Headline

Utusan AS mengungkapkan Dewan Perdamaian juga akan beroperasi di wilayah selain Gaza.

Waspadai Potensi Longsor di Sejumlah Daerah

Bayu Anggoro
03/4/2018 17:30
Waspadai Potensi Longsor di Sejumlah Daerah
(Mi/Agus Utantoro )

LONGSOR yang diakibatkan pergerakan tanah diprediksi masih akan terjadi meski curah hujan sudah berkurang.
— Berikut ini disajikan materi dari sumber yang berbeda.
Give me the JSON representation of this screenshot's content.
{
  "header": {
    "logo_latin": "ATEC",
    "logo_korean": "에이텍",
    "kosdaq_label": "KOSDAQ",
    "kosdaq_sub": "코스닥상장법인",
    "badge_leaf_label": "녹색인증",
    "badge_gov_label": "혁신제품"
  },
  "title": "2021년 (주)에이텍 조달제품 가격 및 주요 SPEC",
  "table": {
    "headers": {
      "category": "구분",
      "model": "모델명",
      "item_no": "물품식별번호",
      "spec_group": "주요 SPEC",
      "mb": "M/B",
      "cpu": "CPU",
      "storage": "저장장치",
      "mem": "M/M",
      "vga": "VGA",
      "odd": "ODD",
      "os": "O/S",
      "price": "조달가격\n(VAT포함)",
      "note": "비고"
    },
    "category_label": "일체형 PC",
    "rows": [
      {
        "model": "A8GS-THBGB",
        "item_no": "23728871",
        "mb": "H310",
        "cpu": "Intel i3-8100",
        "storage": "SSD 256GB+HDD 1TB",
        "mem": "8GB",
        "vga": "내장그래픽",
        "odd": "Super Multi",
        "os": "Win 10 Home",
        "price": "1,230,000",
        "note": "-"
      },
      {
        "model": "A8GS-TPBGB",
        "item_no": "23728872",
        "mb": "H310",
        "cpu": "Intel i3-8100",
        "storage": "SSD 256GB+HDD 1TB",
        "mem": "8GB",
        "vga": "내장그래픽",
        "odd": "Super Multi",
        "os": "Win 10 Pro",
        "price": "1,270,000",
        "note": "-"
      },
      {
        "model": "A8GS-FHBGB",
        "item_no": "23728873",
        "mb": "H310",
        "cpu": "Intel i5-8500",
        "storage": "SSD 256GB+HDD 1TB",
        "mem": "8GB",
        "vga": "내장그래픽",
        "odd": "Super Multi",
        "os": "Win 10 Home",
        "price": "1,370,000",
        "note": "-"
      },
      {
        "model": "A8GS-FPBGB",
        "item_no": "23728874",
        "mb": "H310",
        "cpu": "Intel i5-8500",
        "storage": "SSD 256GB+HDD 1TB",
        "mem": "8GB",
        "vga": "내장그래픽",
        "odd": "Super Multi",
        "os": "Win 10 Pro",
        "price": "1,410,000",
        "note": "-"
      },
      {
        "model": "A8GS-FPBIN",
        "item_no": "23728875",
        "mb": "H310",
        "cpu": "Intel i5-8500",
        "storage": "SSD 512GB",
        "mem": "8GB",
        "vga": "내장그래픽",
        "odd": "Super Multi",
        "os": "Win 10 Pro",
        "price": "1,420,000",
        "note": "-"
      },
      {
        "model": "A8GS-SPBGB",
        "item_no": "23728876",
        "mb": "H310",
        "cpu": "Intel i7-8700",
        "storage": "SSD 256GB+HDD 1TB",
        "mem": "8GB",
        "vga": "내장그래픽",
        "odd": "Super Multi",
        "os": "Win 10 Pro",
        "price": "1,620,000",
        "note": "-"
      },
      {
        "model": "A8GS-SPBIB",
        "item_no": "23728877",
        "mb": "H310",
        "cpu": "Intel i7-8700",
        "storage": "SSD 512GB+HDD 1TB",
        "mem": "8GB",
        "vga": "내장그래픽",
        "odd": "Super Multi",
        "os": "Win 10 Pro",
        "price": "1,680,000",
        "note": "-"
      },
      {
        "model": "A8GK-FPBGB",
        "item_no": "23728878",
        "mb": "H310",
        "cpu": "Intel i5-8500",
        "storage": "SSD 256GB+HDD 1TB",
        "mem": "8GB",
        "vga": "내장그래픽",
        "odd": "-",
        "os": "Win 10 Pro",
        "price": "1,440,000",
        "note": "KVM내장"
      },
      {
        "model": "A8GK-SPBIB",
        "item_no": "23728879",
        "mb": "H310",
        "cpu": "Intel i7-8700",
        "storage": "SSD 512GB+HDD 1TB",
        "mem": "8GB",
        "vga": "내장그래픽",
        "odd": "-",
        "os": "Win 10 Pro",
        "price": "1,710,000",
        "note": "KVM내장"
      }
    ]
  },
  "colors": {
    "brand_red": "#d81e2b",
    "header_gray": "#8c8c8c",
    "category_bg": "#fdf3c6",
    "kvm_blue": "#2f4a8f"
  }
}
Berdasarkan peta Zona Kerentanan Gerakan Tanah dari Badan Geologi, terjadinya bencana tersebut masih bisa terjadi di hampir seluruh wilayah Tanah Air.

Kepala Pusat Vulkanologi dan Mitigasi Bencana Geologi (PVMBG) Kasbani di Bandung, Selasa (3/4), mengatakan pergerakan tanah ini berpotensi di Aceh, Sumatra Utara, Jambi, Bengkulu, Sumatra Selatan, Jawa Barat, Jawa Tengah, Jawa Timur, dan Kalimantan Barat. 

Selain itu, Kalimantan Tengah, Kalimantan Timur, Kalimantan Utara, Sulawesi Barat, Sulawesi Selatan, Sulawesi Tenggara, Sulawesi Tengah, Gorontalo, Sulawesi Utara, Maluku Utara, dan Papua pun tidak luput dari ancaman bencana tersebut.

Hal ini dikarenakan masih akan berlangsungnya musim hujan di wilayah tersebut meski intensitasnya berkurang. Dia menjelaskan, bencana longsor/gerakan tanah yang terjadi diakibatkan tingginya curah hujan.

Sebagai contoh, bencana tersebut yang terjadi di sebagian besar Pulau Jawa, Sulawesi, Maluku, Papua dan Sumatera dipicu oleh intensitas curah hujan yang sangat tinggi. 

Menurut Kasbani, selama bulan Maret terjadi 146 longsor di 43 kabupaten/kota. "Sebagian besar di Pulau Jawa," kata Kasbani.

Dia pun mengimbau pemerintah khususnya kabupaten/kota agar tetap siaga untuk mengantisipasi terjadinya bencana tersebut. Pemerintah daerah diimbau memerhatikan peta kebencanaan di masing-masing wilayah yang menurutnya sudah diberikan kepada setiap pemerintah daerah.

"Kita sudah memberikan peta prakiraan untuk satu bulan ke depan. Ini sebagai peringatan dini untuk pemerintah daerah," katanya.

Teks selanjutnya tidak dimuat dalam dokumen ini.